Marcus and the development team participate in every drill.

Change 5: Monitoring Enhancement

The team added proactive monitoring for storage health indicators:

  • DASD error rates (from HMC/SE data)
  • RAID rebuild events (any rebuild means reduced redundancy)
  • Image copy age (alert if any critical tablespace copy is older than 36 hours)
  • Active log utilization (alert at 70% capacity)

Lessons Learned

Lesson 1: The recovery was successful because the fundamentals were solid. Dual copies, daily incrementals, adequate log retention — these boring, routine practices are what made a 21-minute recovery possible. The incident wasn't a story about heroic debugging; it was a story about preparation.

Lesson 2: Application developers are essential to recovery.

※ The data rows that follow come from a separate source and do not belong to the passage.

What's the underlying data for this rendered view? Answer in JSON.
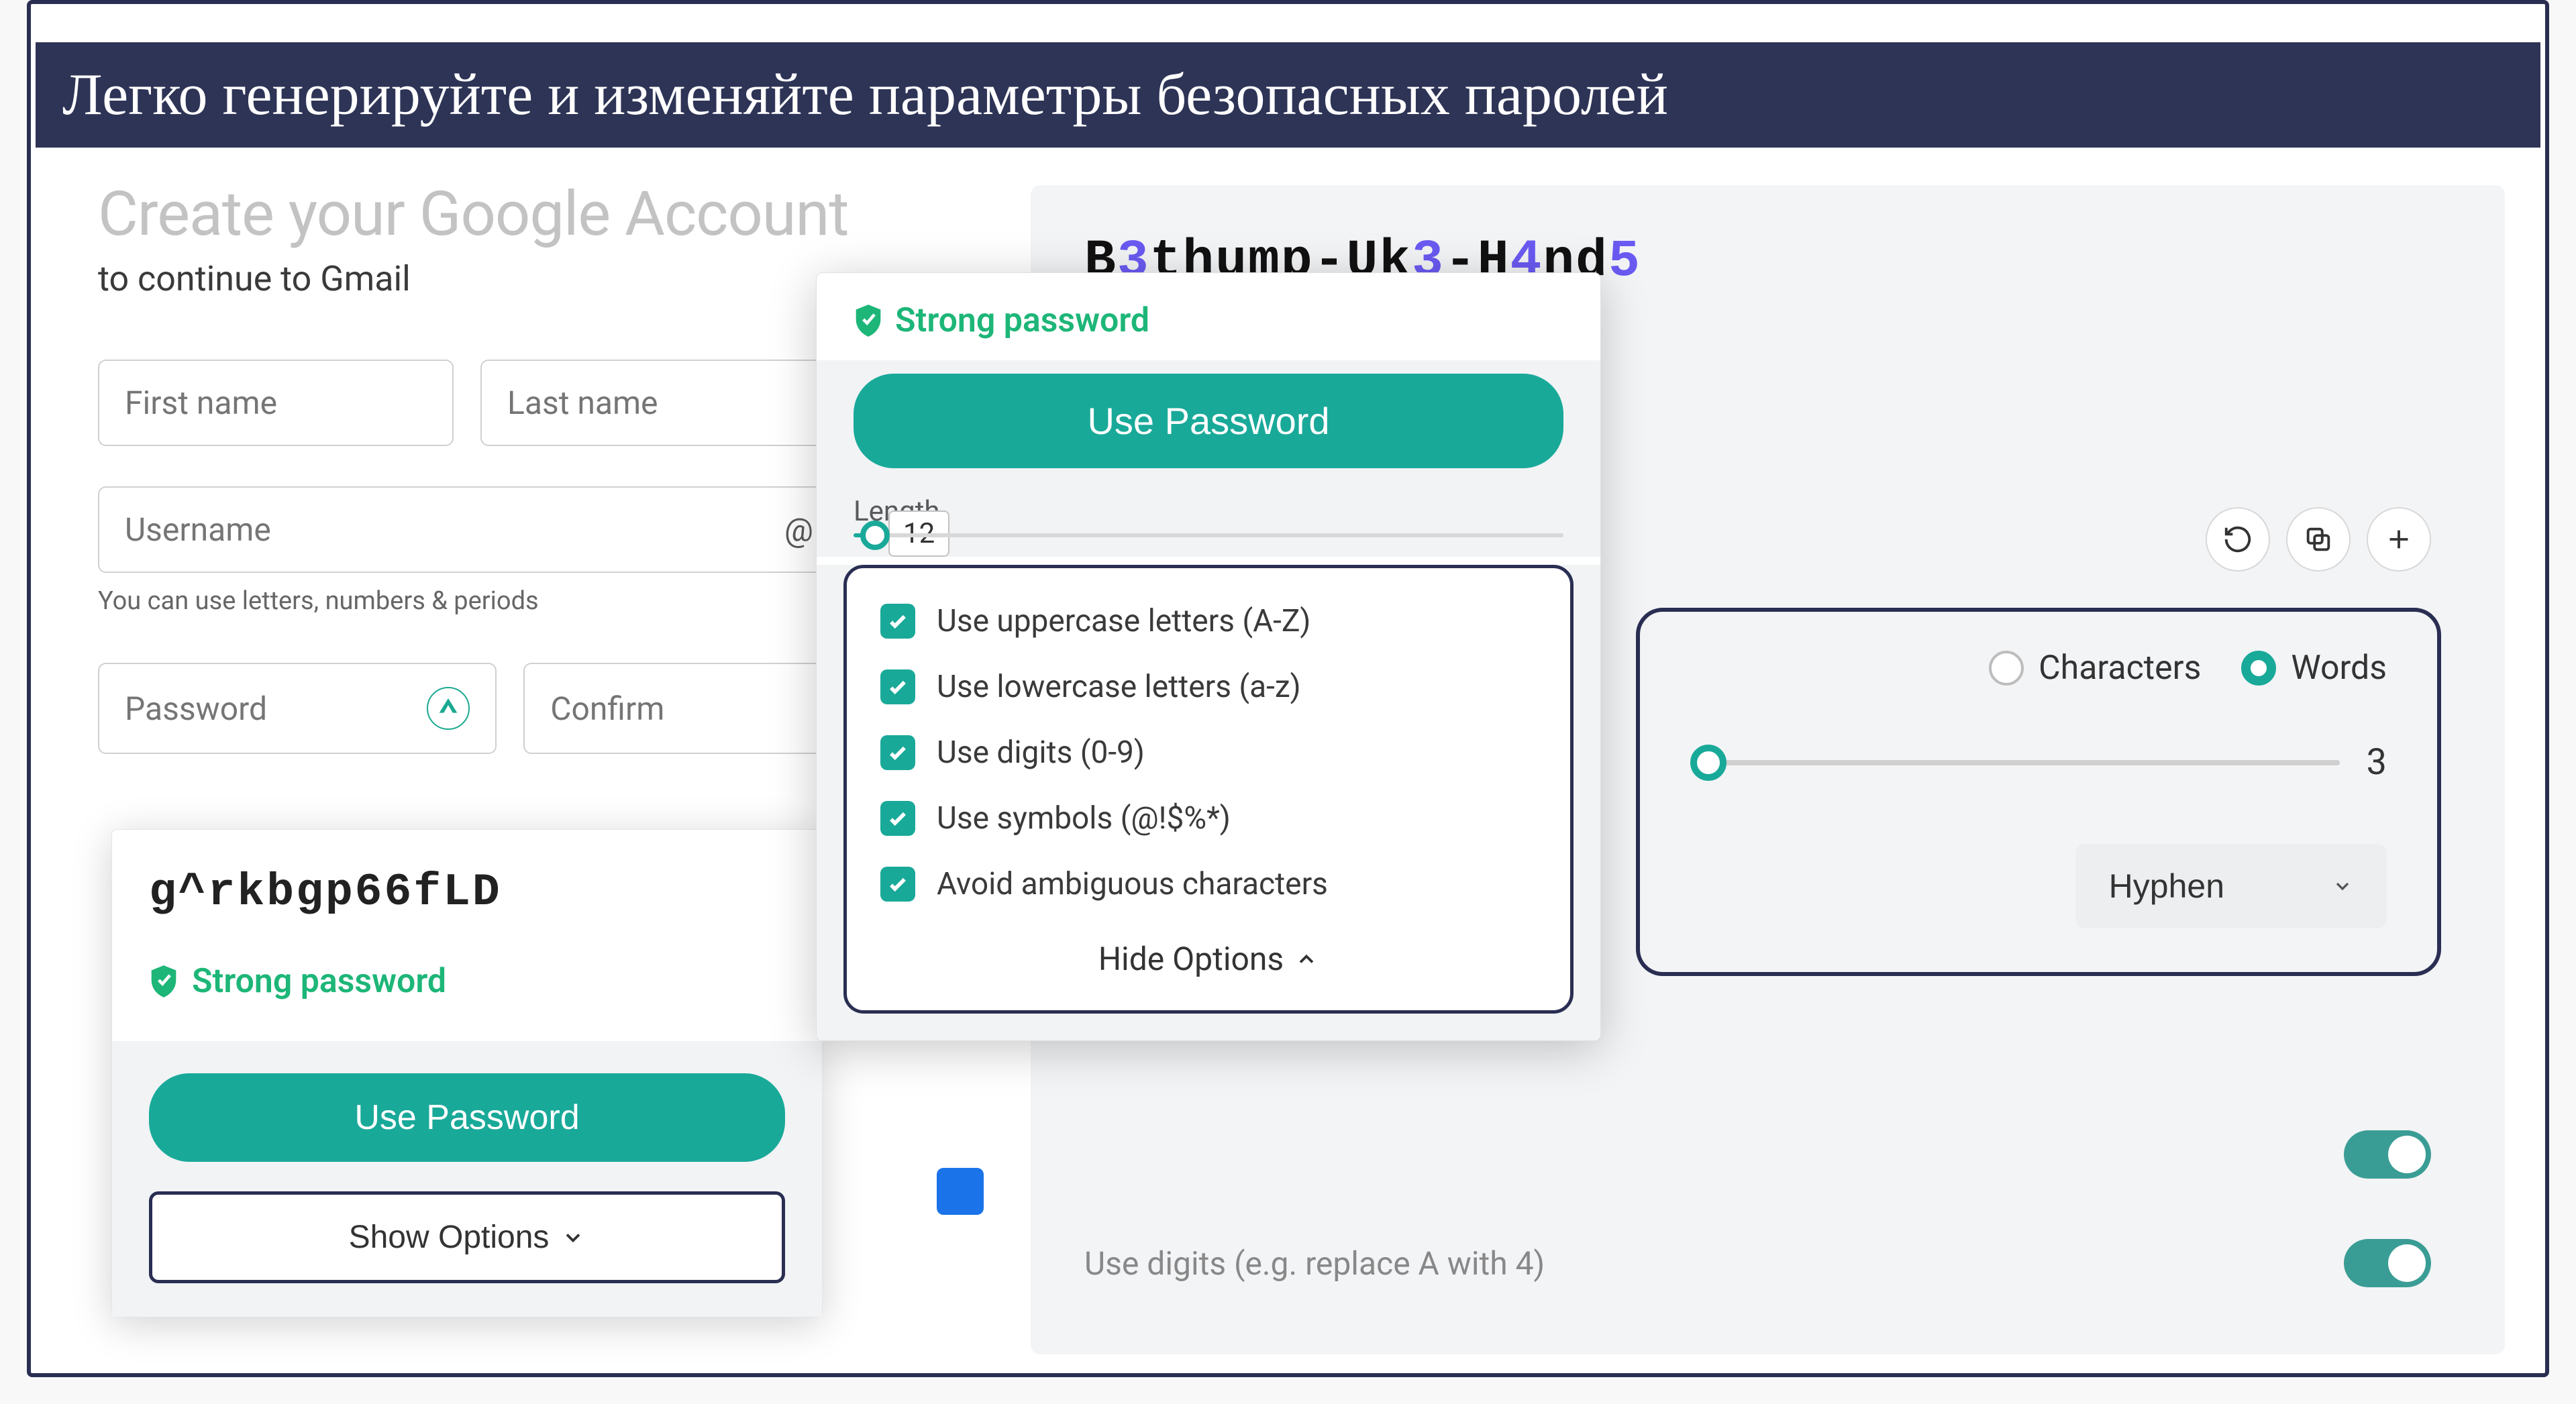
{
  "banner": {
    "caption": "Легко генерируйте и изменяйте параметры безопасных паролей"
  },
  "google": {
    "title": "Create your Google Account",
    "subtitle": "to continue to Gmail",
    "first_name": "First name",
    "last_name": "Last name",
    "username": "Username",
    "at": "@",
    "helper": "You can use letters, numbers & periods",
    "password": "Password",
    "confirm": "Confirm"
  },
  "left_popup": {
    "generated": "g^rkbgp66fLD",
    "strong": "Strong password",
    "use": "Use Password",
    "show_options": "Show Options"
  },
  "center_popup": {
    "strong": "Strong password",
    "use": "Use Password",
    "length_label": "Length",
    "length_value": "12",
    "options": {
      "upper": "Use uppercase letters (A-Z)",
      "lower": "Use lowercase letters (a-z)",
      "digits": "Use digits (0-9)",
      "symbols": "Use symbols (@!$%*)",
      "ambiguous": "Avoid ambiguous characters"
    },
    "hide_options": "Hide Options"
  },
  "right_panel": {
    "password_segments": [
      {
        "text": "B",
        "class": "pc-black"
      },
      {
        "text": "3",
        "class": "pc-purple"
      },
      {
        "text": "thump-Uk",
        "class": "pc-black"
      },
      {
        "text": "3",
        "class": "pc-purple"
      },
      {
        "text": "-H",
        "class": "pc-black"
      },
      {
        "text": "4",
        "class": "pc-purple"
      },
      {
        "text": "nd",
        "class": "pc-black"
      },
      {
        "text": "5",
        "class": "pc-purple"
      }
    ],
    "radio_characters": "Characters",
    "radio_words": "Words",
    "word_count": "3",
    "separator": "Hyphen",
    "toggle1_label": "",
    "toggle2_label": "Use digits (e.g. replace A with 4)"
  }
}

Marcus's knowledge of the restart table and commit logic saved at least 30 minutes that would have been spent analyzing whether the batch job could restart or needed to rerun from scratch. The DBA team knew how to run RECOVER; they didn't know how to restart FEDBEN42.

Lesson 3: Assessment time dominates recovery time. The actual RECOVER utility took 21 minutes. The assessment — understanding what was affected, what the dependencies were, what the recovery strategy should be — took 37 minutes. Automating the assessment is the biggest time-saving opportunity.

Lesson 4: Point-in-time recovery is the hard case. Their actual incident was the easy scenario: hardware failure, recover to current. Point-in-time recovery (from application bugs or bad batch runs) is far more complex because of RI cascade requirements. Practice it before you need it.

Lesson 5: Every copy you skip is a gamble. The incremental copy scheduled for 01:00 hadn't run when the failure occurred at 00:23. If the failure had happened at 01:30, that incremental would have been available and recovery would have been even faster. More copies = more recovery options = faster recovery.

Discussion Questions

  1. The total outage was 1 hour 54 minutes, but the actual recovery was only 21 minutes. How could the assessment phase be shortened? What information should be pre-computed and readily available?

  2. Sandra's team took a full image copy immediately after recovery. Why is this mandatory, not optional? What would happen if another failure occurred before the copy completed?

  3. The incident was a double-disk RAID failure. What storage architecture changes would provide better protection? How do these interact with DB2's image copy strategy?

  4. Marcus's batch program uses COMMIT every 2,000 rows with a restart table. If the program committed every 50,000 rows instead, how would that change the recovery scenario? Consider both the recovery time and the batch restart time.

  5. Sandra instituted quarterly recovery drills. Some organizations consider drills too expensive because they consume test environment resources. How would you justify the cost to management? What metrics would you use?

  6. The automated RI dependency query helps identify which tablespaces need recovery. But some data dependencies aren't enforced by RI constraints (e.g., application-level cross-references). How do you capture and document these non-RI dependencies in the recovery plan?